The General Linear Forecasting Model for Demand
This is the equation for a “raw” regression:
\[(1) \quad \Delta y_t= \alpha+ \sum_{k \in \mathcal{LF}} \beta_k(L)\,\Delta x_{k,t}+ \sum_{j \in \mathcal{HF}} \gamma_j(L)\,\Delta w_{j,t}+ u_t,\quad u_t \sim \text{ARIMA(p,d,q)}\]We often prefer to run a de-trended, stationary model in differences which has a slight modification in the timeseries part:
\[(2) \quad \Delta y_t= \alpha+ \sum_{k \in \mathcal{LF}} \beta_k(L)\,\Delta x_{k,t}+ \sum_{j \in \mathcal{HF}} \gamma_j(L)\,w_{j,t}+ u_t,\quad u_t \sim \text{ARMA(p,q)}\](L) means that a lag term may be included. LF = Low frequency (long-term influences on demand) such as population growth; HF = High frequency (short-term influences on demand) such as unemployment. Price often shows up as both LF and HF with HF usually more important.
Note the subtle variations: (1) has Δw while (2) has w since it is already differenced. (1) has ARIMA(p,d,q) while (2) has ARMA(p,q) since d disappears when differencing.
Note that LF or HF coefficients may be calculated in a separate model and elasticities then set as static.

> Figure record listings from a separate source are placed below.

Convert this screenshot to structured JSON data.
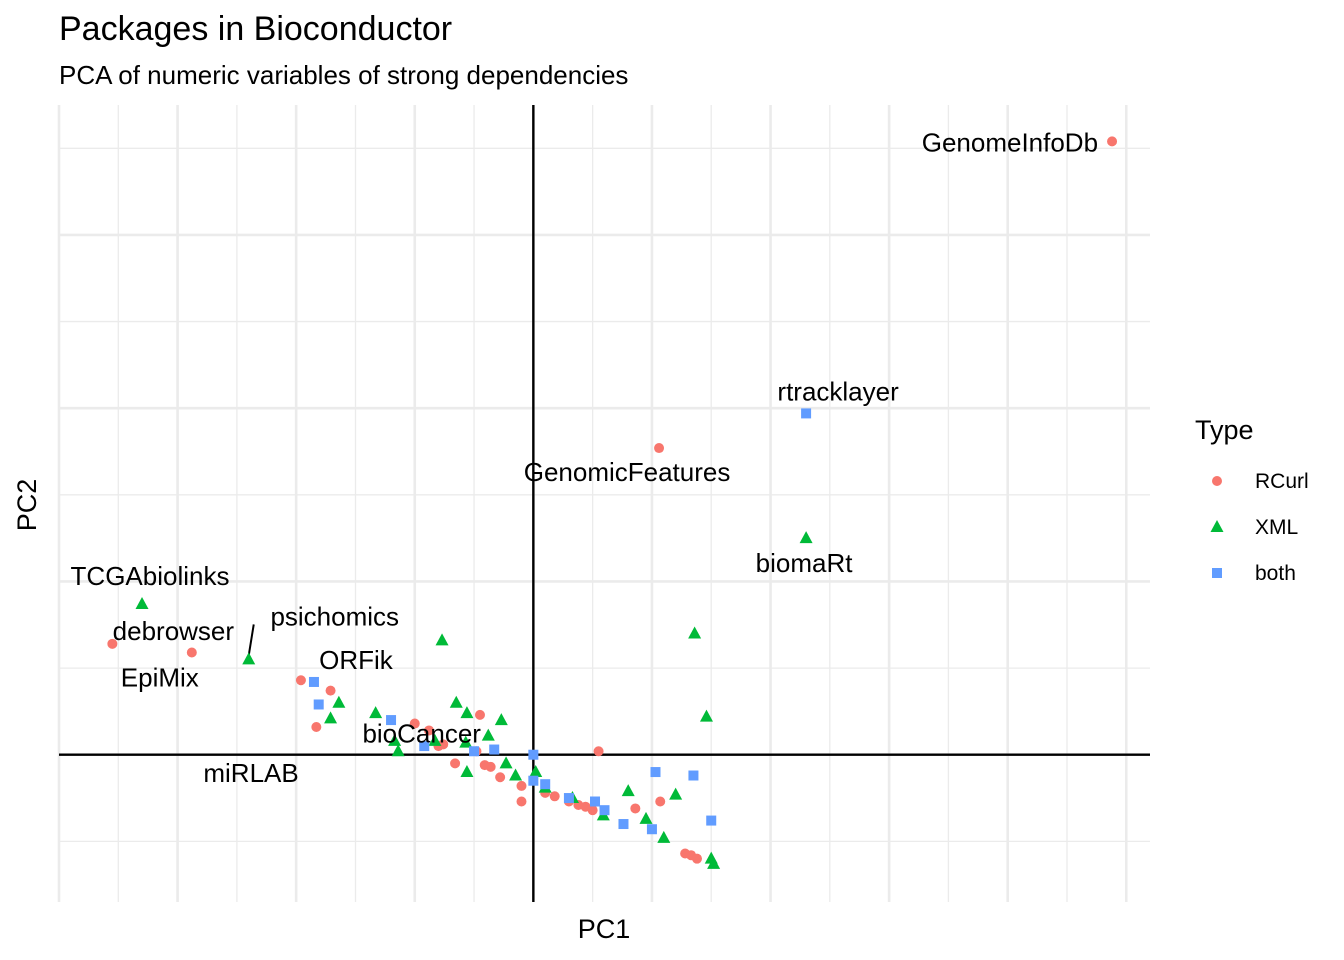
{
  "chart_data": {
    "type": "scatter",
    "title": "Packages in Bioconductor",
    "subtitle": "PCA of numeric variables of strong dependencies",
    "xlabel": "PC1",
    "ylabel": "PC2",
    "xlim": [
      -4.0,
      5.2
    ],
    "ylim": [
      -0.85,
      3.75
    ],
    "grid": true,
    "reference_lines": {
      "x": 0,
      "y": 0
    },
    "legend": {
      "title": "Type",
      "position": "right"
    },
    "series": [
      {
        "name": "RCurl",
        "shape": "circle",
        "color": "#F8766D",
        "points": [
          {
            "x": 4.88,
            "y": 3.54,
            "label": "GenomeInfoDb"
          },
          {
            "x": 1.06,
            "y": 1.77,
            "label": "GenomicFeatures"
          },
          {
            "x": -3.55,
            "y": 0.64,
            "label": "debrowser"
          },
          {
            "x": -2.88,
            "y": 0.59,
            "label": "EpiMix"
          },
          {
            "x": -1.96,
            "y": 0.43
          },
          {
            "x": -1.71,
            "y": 0.37
          },
          {
            "x": -1.83,
            "y": 0.16
          },
          {
            "x": -1.0,
            "y": 0.18
          },
          {
            "x": -0.88,
            "y": 0.14
          },
          {
            "x": -0.76,
            "y": 0.06
          },
          {
            "x": -0.8,
            "y": 0.05
          },
          {
            "x": -0.45,
            "y": 0.23
          },
          {
            "x": -0.48,
            "y": 0.02
          },
          {
            "x": -0.66,
            "y": -0.05
          },
          {
            "x": -0.41,
            "y": -0.06
          },
          {
            "x": -0.36,
            "y": -0.07
          },
          {
            "x": -0.28,
            "y": -0.13
          },
          {
            "x": -0.1,
            "y": -0.18
          },
          {
            "x": -0.1,
            "y": -0.27
          },
          {
            "x": 0.1,
            "y": -0.22
          },
          {
            "x": 0.18,
            "y": -0.24
          },
          {
            "x": 0.3,
            "y": -0.27
          },
          {
            "x": 0.38,
            "y": -0.29
          },
          {
            "x": 0.44,
            "y": -0.3
          },
          {
            "x": 0.5,
            "y": -0.32
          },
          {
            "x": 0.55,
            "y": 0.02
          },
          {
            "x": 0.86,
            "y": -0.31
          },
          {
            "x": 1.07,
            "y": -0.27
          },
          {
            "x": 1.28,
            "y": -0.57
          },
          {
            "x": 1.33,
            "y": -0.58
          },
          {
            "x": 1.38,
            "y": -0.6
          }
        ]
      },
      {
        "name": "XML",
        "shape": "triangle",
        "color": "#00BA38",
        "points": [
          {
            "x": -3.3,
            "y": 0.87,
            "label": "TCGAbiolinks"
          },
          {
            "x": -2.4,
            "y": 0.55,
            "label": "psichomics"
          },
          {
            "x": 2.3,
            "y": 1.25,
            "label": "biomaRt"
          },
          {
            "x": -0.77,
            "y": 0.66
          },
          {
            "x": 1.36,
            "y": 0.7
          },
          {
            "x": 1.46,
            "y": 0.22
          },
          {
            "x": -1.64,
            "y": 0.3
          },
          {
            "x": -1.71,
            "y": 0.21
          },
          {
            "x": -1.33,
            "y": 0.24
          },
          {
            "x": -0.65,
            "y": 0.3
          },
          {
            "x": -0.56,
            "y": 0.24
          },
          {
            "x": -0.27,
            "y": 0.2
          },
          {
            "x": -1.17,
            "y": 0.08
          },
          {
            "x": -1.14,
            "y": 0.02
          },
          {
            "x": -0.83,
            "y": 0.08
          },
          {
            "x": -0.57,
            "y": 0.07
          },
          {
            "x": -0.38,
            "y": 0.11
          },
          {
            "x": -0.56,
            "y": -0.1
          },
          {
            "x": -0.23,
            "y": -0.05
          },
          {
            "x": -0.15,
            "y": -0.12
          },
          {
            "x": 0.02,
            "y": -0.1
          },
          {
            "x": 0.1,
            "y": -0.19
          },
          {
            "x": 0.33,
            "y": -0.25
          },
          {
            "x": 0.59,
            "y": -0.35
          },
          {
            "x": 0.8,
            "y": -0.21
          },
          {
            "x": 0.95,
            "y": -0.37
          },
          {
            "x": 1.2,
            "y": -0.23
          },
          {
            "x": 1.1,
            "y": -0.48
          },
          {
            "x": 1.52,
            "y": -0.63
          },
          {
            "x": 1.5,
            "y": -0.6
          }
        ]
      },
      {
        "name": "both",
        "shape": "square",
        "color": "#619CFF",
        "points": [
          {
            "x": 2.3,
            "y": 1.97,
            "label": "rtracklayer"
          },
          {
            "x": -1.85,
            "y": 0.42,
            "label": "ORFik"
          },
          {
            "x": -1.81,
            "y": 0.29,
            "label": "bioCancer"
          },
          {
            "x": -1.2,
            "y": 0.2,
            "label": "miRLAB"
          },
          {
            "x": -0.92,
            "y": 0.05
          },
          {
            "x": -0.5,
            "y": 0.02
          },
          {
            "x": -0.33,
            "y": 0.03
          },
          {
            "x": 0.0,
            "y": 0.0
          },
          {
            "x": 0.1,
            "y": -0.17
          },
          {
            "x": 0.52,
            "y": -0.27
          },
          {
            "x": 0.6,
            "y": -0.32
          },
          {
            "x": 1.03,
            "y": -0.1
          },
          {
            "x": 1.35,
            "y": -0.12
          },
          {
            "x": 1.5,
            "y": -0.38
          },
          {
            "x": 0.0,
            "y": -0.15
          },
          {
            "x": 0.76,
            "y": -0.4
          },
          {
            "x": 1.0,
            "y": -0.43
          },
          {
            "x": 0.3,
            "y": -0.25
          }
        ]
      }
    ]
  }
}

These are ARIMAX equations, but with a clear distinction between long-term and short-term independent variables and the timeseries component.

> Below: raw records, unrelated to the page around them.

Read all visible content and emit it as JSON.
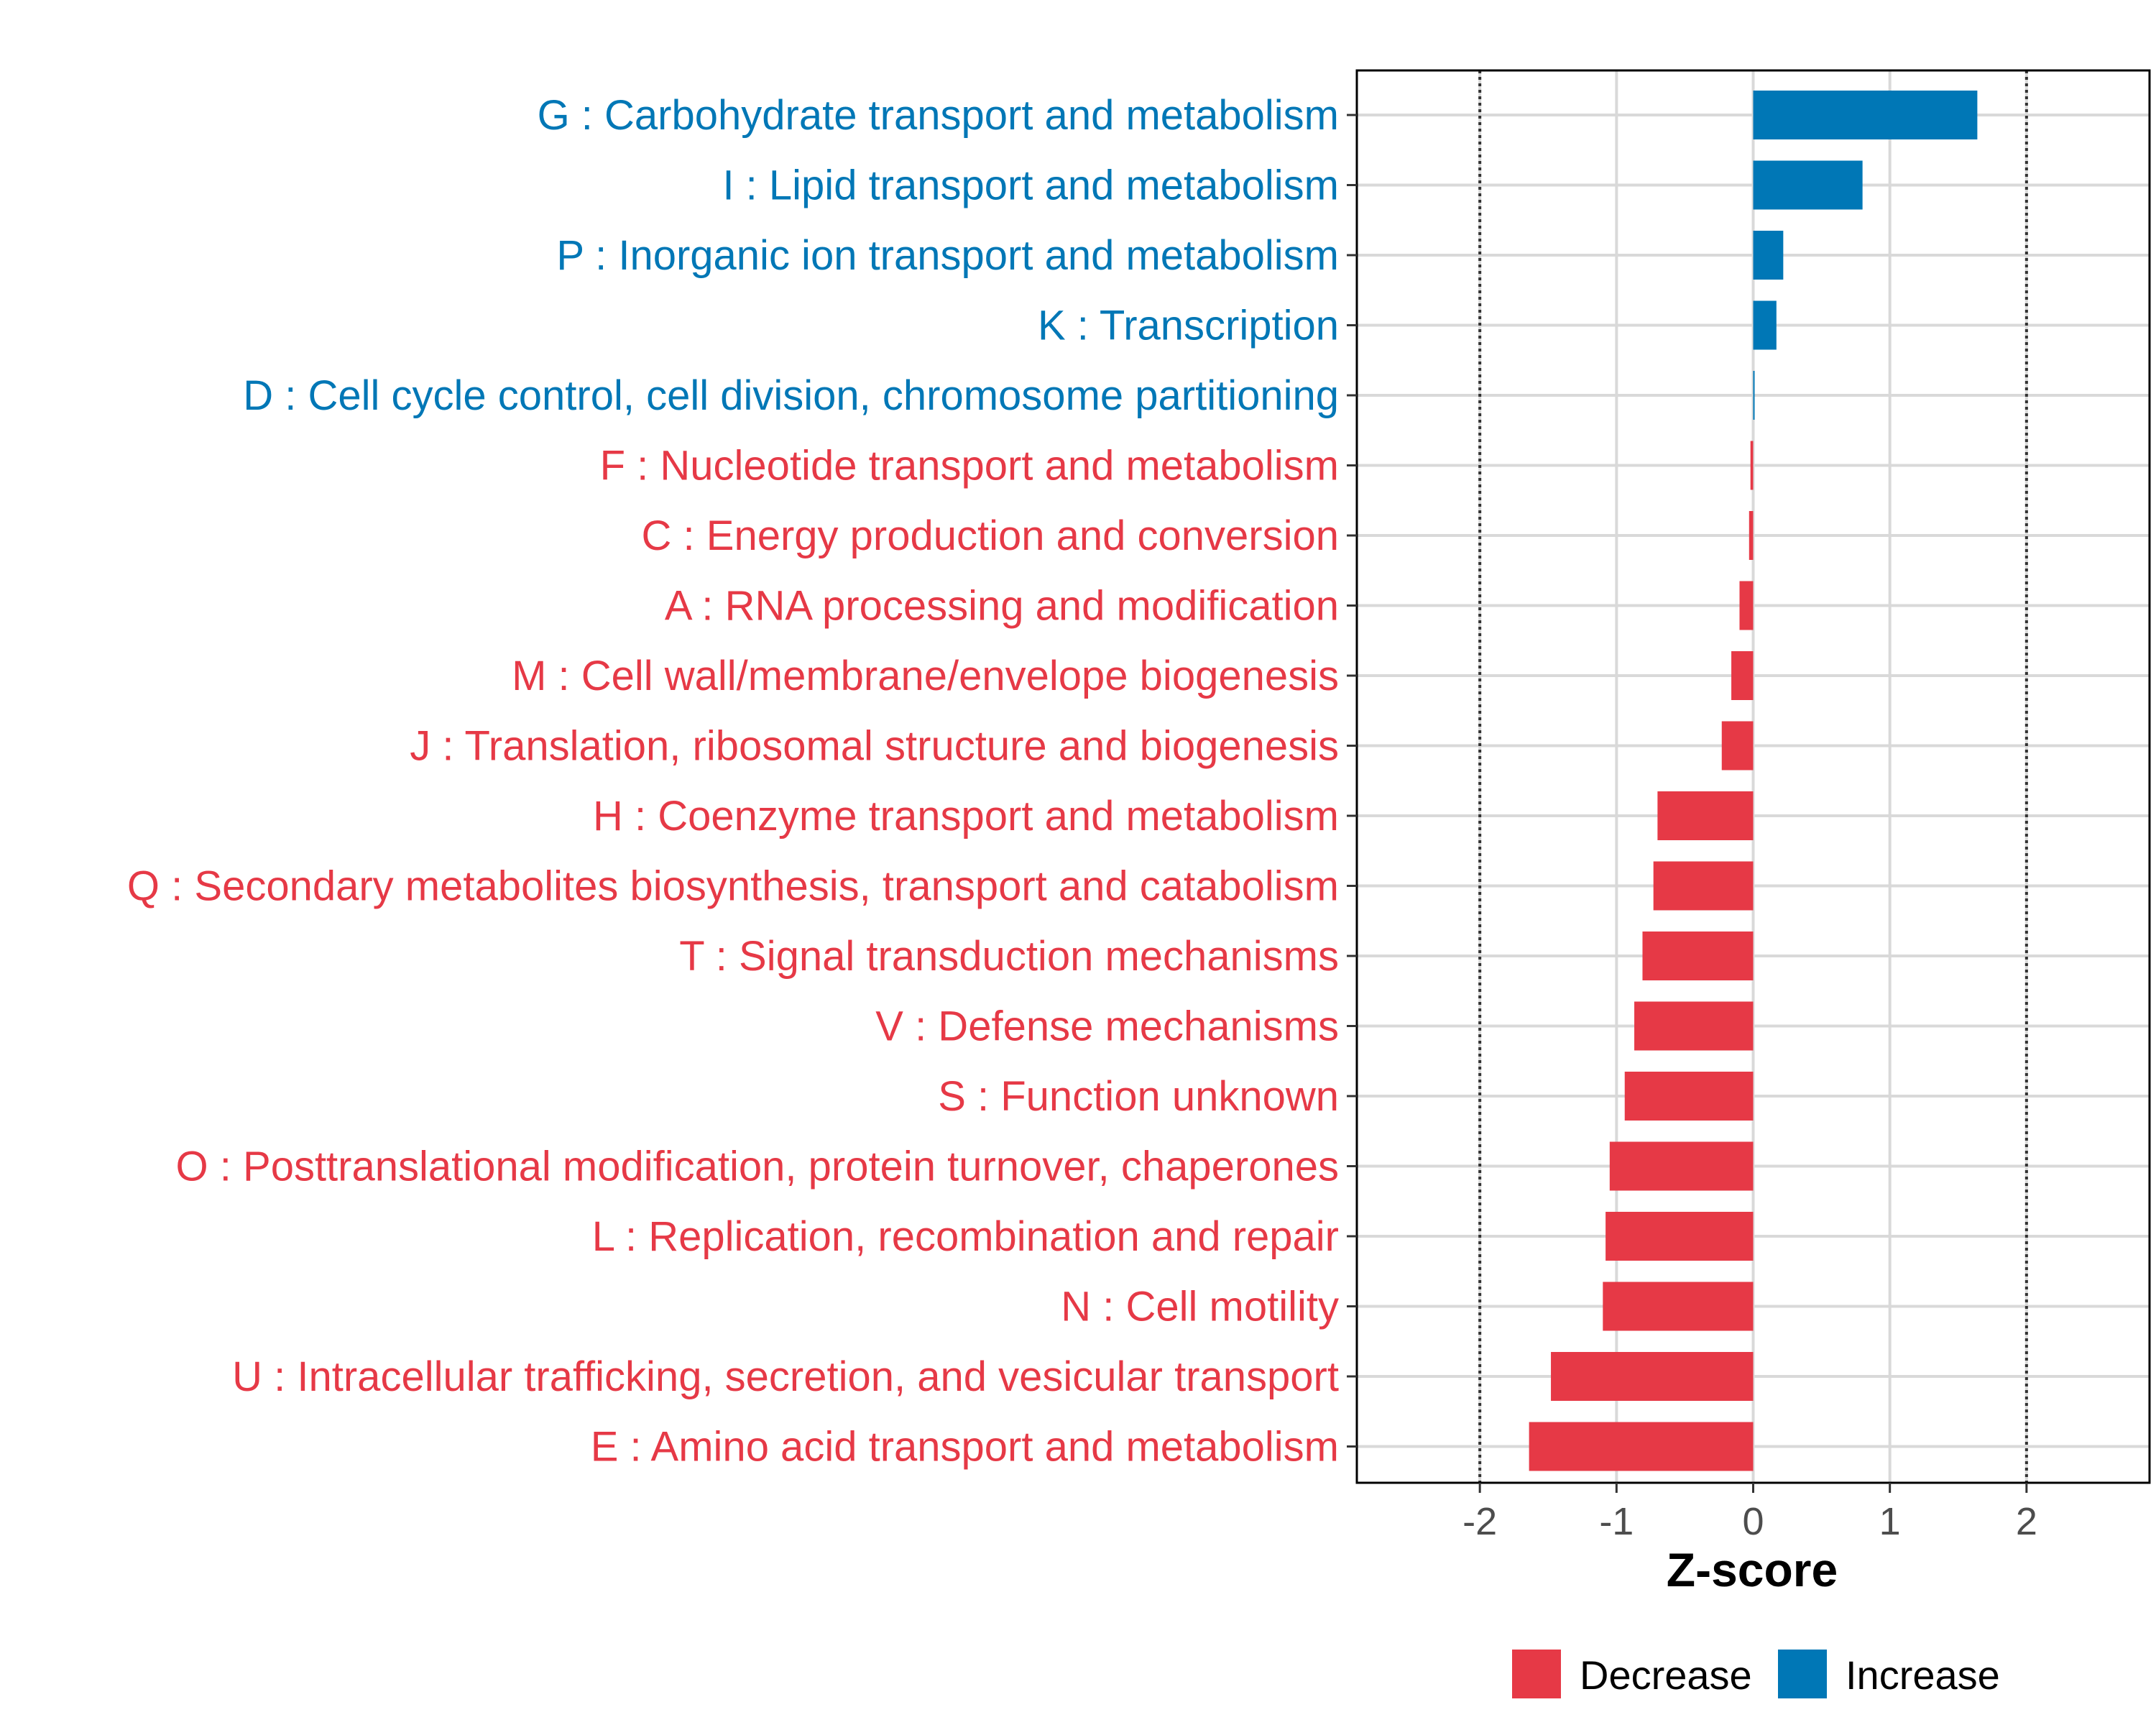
{
  "chart_data": {
    "type": "bar",
    "orientation": "horizontal",
    "xlabel": "Z-score",
    "ylabel": "",
    "xlim": [
      -2.9,
      2.9
    ],
    "xticks": [
      -2,
      -1,
      0,
      1,
      2
    ],
    "xtick_labels": [
      "-2",
      "-1",
      "0",
      "1",
      "2"
    ],
    "reference_lines": [
      -2,
      2
    ],
    "grid": true,
    "legend_position": "bottom",
    "colors": {
      "Decrease": "#E63946",
      "Increase": "#0077B6"
    },
    "legend": [
      {
        "label": "Decrease",
        "color": "#E63946"
      },
      {
        "label": "Increase",
        "color": "#0077B6"
      }
    ],
    "categories": [
      "G : Carbohydrate transport and metabolism",
      "I : Lipid transport and metabolism",
      "P : Inorganic ion transport and metabolism",
      "K : Transcription",
      "D : Cell cycle control, cell division, chromosome partitioning",
      "F : Nucleotide transport and metabolism",
      "C : Energy production and conversion",
      "A : RNA processing and modification",
      "M : Cell wall/membrane/envelope biogenesis",
      "J : Translation, ribosomal structure and biogenesis",
      "H : Coenzyme transport and metabolism",
      "Q : Secondary metabolites biosynthesis, transport and catabolism",
      "T : Signal transduction mechanisms",
      "V : Defense mechanisms",
      "S : Function unknown",
      "O : Posttranslational modification, protein turnover, chaperones",
      "L : Replication, recombination and repair",
      "N : Cell motility",
      "U : Intracellular trafficking, secretion, and vesicular transport",
      "E : Amino acid transport and metabolism"
    ],
    "values": [
      1.64,
      0.8,
      0.22,
      0.17,
      0.01,
      -0.02,
      -0.03,
      -0.1,
      -0.16,
      -0.23,
      -0.7,
      -0.73,
      -0.81,
      -0.87,
      -0.94,
      -1.05,
      -1.08,
      -1.1,
      -1.48,
      -1.64
    ],
    "groups": [
      "Increase",
      "Increase",
      "Increase",
      "Increase",
      "Increase",
      "Decrease",
      "Decrease",
      "Decrease",
      "Decrease",
      "Decrease",
      "Decrease",
      "Decrease",
      "Decrease",
      "Decrease",
      "Decrease",
      "Decrease",
      "Decrease",
      "Decrease",
      "Decrease",
      "Decrease"
    ]
  }
}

Do not use more advanced models such as ECM / ARDL unless truly necessary. It quickly becomes analysis for its own sake with little value added and requires PhD expertise.

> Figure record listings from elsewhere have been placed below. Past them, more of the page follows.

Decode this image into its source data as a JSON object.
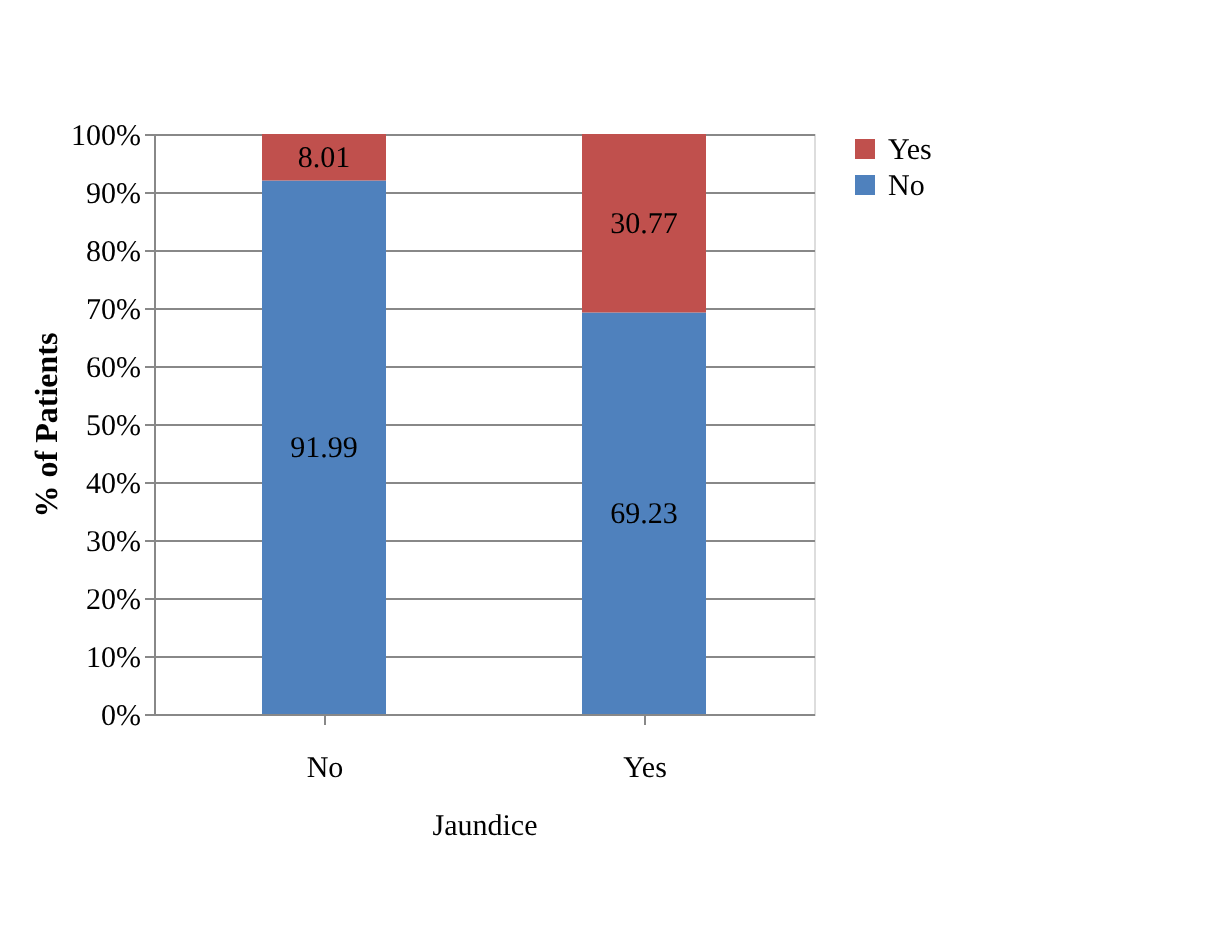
{
  "chart_data": {
    "type": "bar",
    "stacked": true,
    "xlabel": "Jaundice",
    "ylabel": "% of Patients",
    "categories": [
      "No",
      "Yes"
    ],
    "series": [
      {
        "name": "No",
        "color": "#4f81bd",
        "values": [
          91.99,
          69.23
        ]
      },
      {
        "name": "Yes",
        "color": "#c0504d",
        "values": [
          8.01,
          30.77
        ]
      }
    ],
    "ylim": [
      0,
      100
    ],
    "yticks": [
      {
        "value": 0,
        "label": "0%"
      },
      {
        "value": 10,
        "label": "10%"
      },
      {
        "value": 20,
        "label": "20%"
      },
      {
        "value": 30,
        "label": "30%"
      },
      {
        "value": 40,
        "label": "40%"
      },
      {
        "value": 50,
        "label": "50%"
      },
      {
        "value": 60,
        "label": "60%"
      },
      {
        "value": 70,
        "label": "70%"
      },
      {
        "value": 80,
        "label": "80%"
      },
      {
        "value": 90,
        "label": "90%"
      },
      {
        "value": 100,
        "label": "100%"
      }
    ],
    "grid": "y",
    "legend": "right",
    "data_labels": true
  }
}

Spread x interval over y interval (rescaling):
\[y = \frac{x - x_{\min}}{x_{\max} - x_{\min}} \cdot (y_{\max} - y_{\min}) + y_{\min}\]
if this is for regression purposes, consider logit:
create odds function z=y/(1-y)
or
\[z=\frac{x(y_{\max}-y_{\min})-x_{\min}(y_{\max}-y_{\min})+y_{\min}(x_{\max}-x_{\min})}{(1-y_{\min})(x_{\max}-x_{\min})-x(y_{\max}-y_{\min})+x_{\min}(y_{\max}-y_{\min})}\]put in Möbius form
\[z=\frac{(y_{\max}-y_{\min})x + (x_{\max}y_{\min}-x_{\min}y_{\max})}{(y_{\min}-y_{\max})x + (x_{\max}-x_{\min}-x_{\max}y_{\min}+x_{\min}y_{\max})}\] \[z=\frac{ax+b}{cx+d}\] \[a=y_{\max}-y_{\min}\] \[b=x_{\max}y_{\min}-x_{\min}y_{\max}\] \[c=-a=y_{\min}-y_{\max}\] \[d=x_{\max}-x_{\min}-x_{\max}y_{\min}+x_{\min}y_{\max}\]take logarithm of z to get logit
The steps with z are in practice unnecessary. It is better to create two columns. The first with y, the second with logit(z)=ln(y/(1-y)). The shown z folds this into one column, but what’s the point? Columns are cheap.